GOP thrusts gas stoves, Biden's green agenda into the culture wars

Analysis by  with research by Vanessa Montalbano


Republican lawmakers are claiming that the Consumer Product Safety Commission wants to take away people’s gas stoves, in what they say is the latest example of the Biden administration’s regulatory overreach, Maxine reports.

 

In reality, the commission is not going to snatch anyone’s stove. It is merely considering regulations that would seek to curb pollution from new gas stoves on the market, rather than existing appliances inside people’s homes. 

Yet the gas stove furor is emblematic of Republicans’ broader efforts to thrust President Biden’s environmental agenda into the nation’s ongoing culture wars. With the GOP taking control of the House, these efforts could increase pressure on federal agencies as they race to finalize climate regulations over the next two years, experts say.

In particular, the Securities and Exchange Commission could succumb to political pressure to water down its landmark proposal to require big businesses to disclose their greenhouse gas emissions and the risks they face from climate change, according to experts on sustainable investing.

 

“There is a significant danger when science and markets get so politicized that even deliberation of commonsense health or climate measures gets turned into a political football,” Ivan Frishberg, chief sustainability officer at Amalgamated Bank, said in an email to The Climate 202.

Here’s what to know about the gas stove controversy — and the challenges it could foreshadow for Biden’s climate agenda:

‘Recipe for disaster’

The controversy was ignited when Commissioner Richard Trumka Jr., a Democrat, said in an interview Monday that the agency will consider regulations on indoor air pollution from gas stoves, adding that a ban on the appliances is a possibility.

 

The commission chair, Alexander Hoehn-Saric, walked back Trumka’s comments in a statement Wednesday morning but reiterated that the agency will look at possible ways to curb gas stoves’ emissions. Research has linked their pollution to childhood asthma and other respiratory problems, along with climate change.

“Research indicates that emissions from gas stoves can be hazardous, and the CPSC is looking for ways to reduce related indoor air quality hazards,” Hoehn-Saric said. “But to be clear, I am not looking to ban gas stoves and the CPSC has no proceeding to do so.”

Yet the flame was already lit. Trumka’s comment prompted loud complaints from Republicans, with Rep. Ronny Jackson tweeting that the “maniacs in the White House” would need to pry his gas stove from his “cold dead hands.”

 

The backlash was bipartisan. Sen. Joe Manchin III of West Virginia, a conservative Democrat, tweeted that a ban on gas stoves would be a “recipe for disaster,” adding that “the federal government has no business telling American families how to cook their dinner.”
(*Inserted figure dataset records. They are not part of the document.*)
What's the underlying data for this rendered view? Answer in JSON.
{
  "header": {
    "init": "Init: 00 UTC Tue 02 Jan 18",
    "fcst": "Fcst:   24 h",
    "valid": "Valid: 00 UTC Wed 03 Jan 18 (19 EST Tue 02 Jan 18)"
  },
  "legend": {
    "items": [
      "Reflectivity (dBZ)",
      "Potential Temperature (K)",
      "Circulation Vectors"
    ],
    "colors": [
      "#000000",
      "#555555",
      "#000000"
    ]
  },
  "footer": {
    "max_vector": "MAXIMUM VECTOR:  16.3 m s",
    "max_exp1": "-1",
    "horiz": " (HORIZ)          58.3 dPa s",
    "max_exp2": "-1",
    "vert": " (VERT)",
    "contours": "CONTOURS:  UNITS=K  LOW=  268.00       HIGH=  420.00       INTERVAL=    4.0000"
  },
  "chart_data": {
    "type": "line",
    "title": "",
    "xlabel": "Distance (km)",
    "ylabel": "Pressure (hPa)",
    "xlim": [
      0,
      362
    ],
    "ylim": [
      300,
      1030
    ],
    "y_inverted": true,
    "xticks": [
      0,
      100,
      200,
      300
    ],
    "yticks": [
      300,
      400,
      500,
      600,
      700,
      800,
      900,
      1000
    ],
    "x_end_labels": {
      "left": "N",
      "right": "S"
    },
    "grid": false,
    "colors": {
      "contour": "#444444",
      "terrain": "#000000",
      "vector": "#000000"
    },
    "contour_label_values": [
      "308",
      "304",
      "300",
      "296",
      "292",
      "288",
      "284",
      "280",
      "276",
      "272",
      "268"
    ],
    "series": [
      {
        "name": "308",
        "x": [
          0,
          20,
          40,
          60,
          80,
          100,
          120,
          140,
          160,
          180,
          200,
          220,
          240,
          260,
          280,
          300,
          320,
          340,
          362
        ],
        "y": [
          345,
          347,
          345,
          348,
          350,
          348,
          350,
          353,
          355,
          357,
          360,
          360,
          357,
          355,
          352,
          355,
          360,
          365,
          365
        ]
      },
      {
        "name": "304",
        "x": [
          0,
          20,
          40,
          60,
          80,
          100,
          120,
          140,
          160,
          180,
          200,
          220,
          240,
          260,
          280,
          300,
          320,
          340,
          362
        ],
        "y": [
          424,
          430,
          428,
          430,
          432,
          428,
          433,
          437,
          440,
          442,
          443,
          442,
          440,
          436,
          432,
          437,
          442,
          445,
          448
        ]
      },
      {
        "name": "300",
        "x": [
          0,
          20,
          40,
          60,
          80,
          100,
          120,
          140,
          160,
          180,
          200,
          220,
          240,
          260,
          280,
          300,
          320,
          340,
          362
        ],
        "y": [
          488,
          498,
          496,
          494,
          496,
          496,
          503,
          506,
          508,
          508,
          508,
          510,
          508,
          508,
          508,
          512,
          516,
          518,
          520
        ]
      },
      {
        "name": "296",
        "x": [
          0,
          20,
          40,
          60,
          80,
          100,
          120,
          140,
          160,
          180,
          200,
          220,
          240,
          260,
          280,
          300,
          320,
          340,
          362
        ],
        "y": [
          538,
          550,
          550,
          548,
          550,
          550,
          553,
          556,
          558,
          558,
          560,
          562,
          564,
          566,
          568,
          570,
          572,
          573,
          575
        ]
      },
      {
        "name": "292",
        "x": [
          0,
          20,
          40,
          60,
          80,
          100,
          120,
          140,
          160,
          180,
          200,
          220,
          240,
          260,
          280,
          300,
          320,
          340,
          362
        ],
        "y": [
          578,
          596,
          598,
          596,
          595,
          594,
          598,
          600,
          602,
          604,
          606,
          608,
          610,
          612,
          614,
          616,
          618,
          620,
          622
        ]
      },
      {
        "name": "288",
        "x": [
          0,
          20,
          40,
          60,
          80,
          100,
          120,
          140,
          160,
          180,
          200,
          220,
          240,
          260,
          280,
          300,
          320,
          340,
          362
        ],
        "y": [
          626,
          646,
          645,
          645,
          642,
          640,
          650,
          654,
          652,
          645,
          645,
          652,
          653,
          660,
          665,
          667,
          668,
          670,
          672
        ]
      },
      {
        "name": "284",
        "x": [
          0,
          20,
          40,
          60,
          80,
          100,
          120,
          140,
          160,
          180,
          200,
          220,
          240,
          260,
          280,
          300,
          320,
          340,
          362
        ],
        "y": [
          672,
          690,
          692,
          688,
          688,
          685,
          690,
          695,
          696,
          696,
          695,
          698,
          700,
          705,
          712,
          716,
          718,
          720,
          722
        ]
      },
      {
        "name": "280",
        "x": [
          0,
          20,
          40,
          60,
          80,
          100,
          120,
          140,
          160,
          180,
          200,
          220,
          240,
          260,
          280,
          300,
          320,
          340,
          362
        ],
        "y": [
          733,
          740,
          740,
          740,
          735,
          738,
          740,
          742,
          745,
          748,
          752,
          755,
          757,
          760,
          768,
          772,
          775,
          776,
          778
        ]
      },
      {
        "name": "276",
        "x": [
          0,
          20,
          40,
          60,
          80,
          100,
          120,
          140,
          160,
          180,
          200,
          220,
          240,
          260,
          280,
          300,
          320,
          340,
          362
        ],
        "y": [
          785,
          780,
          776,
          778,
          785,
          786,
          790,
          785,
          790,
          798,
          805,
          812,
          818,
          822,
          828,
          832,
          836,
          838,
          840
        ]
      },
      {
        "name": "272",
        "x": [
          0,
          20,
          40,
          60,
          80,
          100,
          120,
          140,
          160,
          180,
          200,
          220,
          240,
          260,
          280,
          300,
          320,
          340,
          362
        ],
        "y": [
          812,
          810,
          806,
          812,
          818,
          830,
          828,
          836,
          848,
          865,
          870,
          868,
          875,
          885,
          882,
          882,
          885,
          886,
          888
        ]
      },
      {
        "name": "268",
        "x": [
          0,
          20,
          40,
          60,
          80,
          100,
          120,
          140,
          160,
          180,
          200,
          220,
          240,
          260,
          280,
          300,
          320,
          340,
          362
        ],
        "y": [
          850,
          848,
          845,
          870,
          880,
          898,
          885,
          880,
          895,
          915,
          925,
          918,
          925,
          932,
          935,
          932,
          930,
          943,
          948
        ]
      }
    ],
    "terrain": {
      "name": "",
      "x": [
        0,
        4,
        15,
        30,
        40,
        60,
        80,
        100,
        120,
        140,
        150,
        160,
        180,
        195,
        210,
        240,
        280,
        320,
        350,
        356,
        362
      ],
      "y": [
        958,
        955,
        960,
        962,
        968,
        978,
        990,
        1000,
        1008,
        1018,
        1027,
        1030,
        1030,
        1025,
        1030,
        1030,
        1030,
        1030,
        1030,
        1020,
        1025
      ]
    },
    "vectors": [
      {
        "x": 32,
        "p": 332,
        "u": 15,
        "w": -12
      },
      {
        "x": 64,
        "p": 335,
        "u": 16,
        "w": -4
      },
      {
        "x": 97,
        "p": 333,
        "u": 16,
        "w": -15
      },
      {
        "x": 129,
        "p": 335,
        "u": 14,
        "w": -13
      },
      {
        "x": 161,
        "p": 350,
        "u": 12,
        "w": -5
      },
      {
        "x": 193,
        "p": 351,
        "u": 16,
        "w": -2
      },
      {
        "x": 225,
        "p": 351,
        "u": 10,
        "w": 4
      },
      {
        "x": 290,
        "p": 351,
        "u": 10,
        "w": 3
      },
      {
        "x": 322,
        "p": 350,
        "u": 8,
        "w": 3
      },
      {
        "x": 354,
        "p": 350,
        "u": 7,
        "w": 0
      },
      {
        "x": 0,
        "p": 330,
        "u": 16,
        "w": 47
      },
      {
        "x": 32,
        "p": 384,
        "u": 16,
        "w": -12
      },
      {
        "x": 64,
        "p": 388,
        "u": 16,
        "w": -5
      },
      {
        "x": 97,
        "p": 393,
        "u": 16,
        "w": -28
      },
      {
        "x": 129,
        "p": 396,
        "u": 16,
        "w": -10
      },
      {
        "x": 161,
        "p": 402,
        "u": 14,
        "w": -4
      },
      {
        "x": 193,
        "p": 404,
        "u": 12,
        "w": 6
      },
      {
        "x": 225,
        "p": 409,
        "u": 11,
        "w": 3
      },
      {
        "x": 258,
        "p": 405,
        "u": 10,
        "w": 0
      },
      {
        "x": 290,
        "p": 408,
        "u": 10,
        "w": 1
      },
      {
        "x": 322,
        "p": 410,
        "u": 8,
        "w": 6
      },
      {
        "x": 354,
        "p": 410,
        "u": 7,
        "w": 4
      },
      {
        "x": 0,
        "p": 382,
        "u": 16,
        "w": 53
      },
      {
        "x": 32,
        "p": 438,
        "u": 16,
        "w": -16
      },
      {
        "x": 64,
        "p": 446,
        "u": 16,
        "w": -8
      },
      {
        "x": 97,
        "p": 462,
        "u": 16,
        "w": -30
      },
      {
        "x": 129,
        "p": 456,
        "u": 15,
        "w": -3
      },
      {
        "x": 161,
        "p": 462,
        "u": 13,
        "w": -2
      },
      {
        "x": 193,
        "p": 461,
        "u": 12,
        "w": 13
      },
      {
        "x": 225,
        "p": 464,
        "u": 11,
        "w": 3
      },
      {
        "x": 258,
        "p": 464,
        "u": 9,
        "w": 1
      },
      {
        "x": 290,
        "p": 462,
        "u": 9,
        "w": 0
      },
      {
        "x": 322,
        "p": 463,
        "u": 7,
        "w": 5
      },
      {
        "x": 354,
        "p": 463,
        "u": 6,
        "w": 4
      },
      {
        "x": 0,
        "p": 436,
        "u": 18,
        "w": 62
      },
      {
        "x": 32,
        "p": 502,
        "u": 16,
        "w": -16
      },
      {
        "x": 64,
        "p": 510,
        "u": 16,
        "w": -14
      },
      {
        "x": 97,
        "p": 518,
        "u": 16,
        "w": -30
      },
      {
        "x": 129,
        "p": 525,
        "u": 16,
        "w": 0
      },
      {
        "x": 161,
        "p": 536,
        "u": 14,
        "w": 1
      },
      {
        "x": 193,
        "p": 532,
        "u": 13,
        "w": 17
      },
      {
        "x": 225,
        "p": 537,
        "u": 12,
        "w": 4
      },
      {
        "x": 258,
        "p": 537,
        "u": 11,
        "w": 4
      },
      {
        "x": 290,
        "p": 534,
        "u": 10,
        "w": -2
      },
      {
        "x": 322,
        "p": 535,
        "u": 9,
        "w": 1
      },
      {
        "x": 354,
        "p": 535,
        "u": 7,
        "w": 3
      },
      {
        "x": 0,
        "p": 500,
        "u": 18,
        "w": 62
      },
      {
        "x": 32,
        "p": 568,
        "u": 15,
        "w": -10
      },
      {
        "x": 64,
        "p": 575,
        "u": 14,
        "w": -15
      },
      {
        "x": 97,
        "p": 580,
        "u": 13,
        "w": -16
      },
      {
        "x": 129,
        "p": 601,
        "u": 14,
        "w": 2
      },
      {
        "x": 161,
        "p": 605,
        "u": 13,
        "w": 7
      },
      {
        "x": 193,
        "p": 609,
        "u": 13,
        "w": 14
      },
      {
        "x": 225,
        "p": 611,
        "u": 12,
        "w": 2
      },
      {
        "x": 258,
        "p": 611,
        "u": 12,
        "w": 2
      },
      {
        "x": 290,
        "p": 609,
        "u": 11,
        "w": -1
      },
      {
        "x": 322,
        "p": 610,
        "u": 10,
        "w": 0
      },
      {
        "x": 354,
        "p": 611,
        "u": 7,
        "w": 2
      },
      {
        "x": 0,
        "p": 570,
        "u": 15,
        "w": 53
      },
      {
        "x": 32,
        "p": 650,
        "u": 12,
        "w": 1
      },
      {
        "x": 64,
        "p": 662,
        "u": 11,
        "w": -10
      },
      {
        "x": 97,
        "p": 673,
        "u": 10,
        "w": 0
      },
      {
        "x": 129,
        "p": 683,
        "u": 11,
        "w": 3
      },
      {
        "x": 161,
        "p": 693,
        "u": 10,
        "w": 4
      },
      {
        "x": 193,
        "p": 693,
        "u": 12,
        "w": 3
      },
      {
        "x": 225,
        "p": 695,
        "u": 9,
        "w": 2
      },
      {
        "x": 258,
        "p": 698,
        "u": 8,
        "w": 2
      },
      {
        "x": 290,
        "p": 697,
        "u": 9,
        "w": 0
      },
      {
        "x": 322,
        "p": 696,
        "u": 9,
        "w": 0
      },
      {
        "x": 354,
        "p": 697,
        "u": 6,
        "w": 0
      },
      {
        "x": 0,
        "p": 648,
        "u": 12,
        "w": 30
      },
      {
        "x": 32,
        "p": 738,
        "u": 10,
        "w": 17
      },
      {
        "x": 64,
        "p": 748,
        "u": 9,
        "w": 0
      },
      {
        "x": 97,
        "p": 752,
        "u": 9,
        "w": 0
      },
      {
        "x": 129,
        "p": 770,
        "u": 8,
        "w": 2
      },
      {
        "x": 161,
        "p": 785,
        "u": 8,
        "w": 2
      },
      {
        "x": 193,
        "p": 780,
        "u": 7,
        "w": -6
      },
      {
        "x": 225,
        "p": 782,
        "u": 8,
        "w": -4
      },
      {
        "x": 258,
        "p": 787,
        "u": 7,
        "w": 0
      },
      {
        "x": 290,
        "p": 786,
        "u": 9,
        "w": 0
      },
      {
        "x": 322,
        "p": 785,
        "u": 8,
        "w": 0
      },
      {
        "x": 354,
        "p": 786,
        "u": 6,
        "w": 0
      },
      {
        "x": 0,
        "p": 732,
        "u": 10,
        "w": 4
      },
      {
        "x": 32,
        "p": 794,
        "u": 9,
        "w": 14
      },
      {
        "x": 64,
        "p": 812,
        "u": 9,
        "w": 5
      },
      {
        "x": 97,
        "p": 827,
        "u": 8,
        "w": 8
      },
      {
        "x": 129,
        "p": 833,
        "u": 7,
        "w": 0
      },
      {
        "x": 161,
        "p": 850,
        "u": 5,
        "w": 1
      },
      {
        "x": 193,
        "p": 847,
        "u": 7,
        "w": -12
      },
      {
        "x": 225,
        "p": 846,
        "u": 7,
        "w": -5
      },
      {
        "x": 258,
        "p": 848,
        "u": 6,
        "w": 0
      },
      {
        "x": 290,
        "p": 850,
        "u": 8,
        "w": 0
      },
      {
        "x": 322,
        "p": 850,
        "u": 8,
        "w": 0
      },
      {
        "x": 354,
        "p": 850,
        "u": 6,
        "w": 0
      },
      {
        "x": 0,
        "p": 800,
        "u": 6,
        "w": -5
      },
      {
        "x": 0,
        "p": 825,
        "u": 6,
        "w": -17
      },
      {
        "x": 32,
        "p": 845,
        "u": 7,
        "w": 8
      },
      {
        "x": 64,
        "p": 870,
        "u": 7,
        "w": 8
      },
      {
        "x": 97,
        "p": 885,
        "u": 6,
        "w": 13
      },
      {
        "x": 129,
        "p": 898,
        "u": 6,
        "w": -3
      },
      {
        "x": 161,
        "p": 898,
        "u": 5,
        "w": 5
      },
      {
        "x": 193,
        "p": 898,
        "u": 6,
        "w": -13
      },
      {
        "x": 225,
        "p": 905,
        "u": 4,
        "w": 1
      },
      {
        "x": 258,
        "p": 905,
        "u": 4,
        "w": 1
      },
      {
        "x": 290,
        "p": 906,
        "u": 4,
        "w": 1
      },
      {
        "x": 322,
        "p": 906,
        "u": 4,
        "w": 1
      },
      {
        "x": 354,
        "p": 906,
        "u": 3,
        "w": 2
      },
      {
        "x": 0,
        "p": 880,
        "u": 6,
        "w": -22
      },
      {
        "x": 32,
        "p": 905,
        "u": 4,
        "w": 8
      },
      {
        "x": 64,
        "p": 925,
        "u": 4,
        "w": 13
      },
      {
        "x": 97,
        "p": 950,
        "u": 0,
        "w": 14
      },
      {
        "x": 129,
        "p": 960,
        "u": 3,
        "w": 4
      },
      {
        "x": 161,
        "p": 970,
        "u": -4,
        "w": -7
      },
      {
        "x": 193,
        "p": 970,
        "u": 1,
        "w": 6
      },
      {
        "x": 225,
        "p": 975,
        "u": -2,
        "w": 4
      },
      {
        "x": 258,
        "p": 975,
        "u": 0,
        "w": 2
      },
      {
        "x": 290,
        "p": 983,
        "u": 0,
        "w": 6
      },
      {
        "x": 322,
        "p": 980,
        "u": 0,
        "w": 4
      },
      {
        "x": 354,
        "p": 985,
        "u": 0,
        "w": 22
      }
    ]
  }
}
From one commission to another

The SEC has also faced intense backlash from conservative lawmakers and businesses over its proposal to require all publicly traded companies to disclose their greenhouse gas emissions and climate-related risks.

 
  • Republicans on the House Financial Services Committee are gearing up to grill Gary Gensler, the Democratic chairman of the SEC, about the rule, which Chair Patrick T. McHenry (R-N.C.) says is part of a “far-left social agenda" and others see as part of “woke capitalism.”
  • Meanwhile, some businesses have pushed for the SEC rule to omit “scope 3” emissions, or those generated by suppliers and customers, such as drivers filling up their cars with gasoline.

As a result, Witold Henisz, faculty director of the ESG Initiative at the Wharton School at the University of Pennsylvania, told The Climate 202 that he expects the SEC to exclude scope 3 emissions when it finalizes the rule as soon as next month.

While GOP opposition may carry real risks for the SEC, however, Henisz said the Republican gripes about gas stoves seem more like political theater intended to rile up the party’s base.

“Whether there was really any intent to ban gas stoves, it doesn’t matter,” he said. “It makes for good headlines.”


‘No planet to waste’
 

At the Environmental Protection Agency, meanwhile, polluting industries have argued against tougher restrictions on soot, a deadly air pollutant, and are likely to challenge the new standards.

Sen. Edward J. Markey (D-Mass.), one of Congress’s most vocal climate advocates, called on the EPA and other agencies to resist the fossil fuel industry’s efforts to weaken environmental rules following the passage of Democrats’ landmark climate law.

“Now that we’ve passed the most significant climate and clean energy legislation in history, Big Oil and Big Gas and their astro-turf allies are preparing to wage a historic battle at federal agencies to delay, defang and deregulate,” Markey said in a statement to The Climate 202.

 

“The Biden administration must stand up to this corrupt campaign and swiftly execute ambitious rules and regulations that will unleash the full, transformational potential of the Inflation Reduction Act in communities across the nation,” he said. “We have no time and no planet to waste.”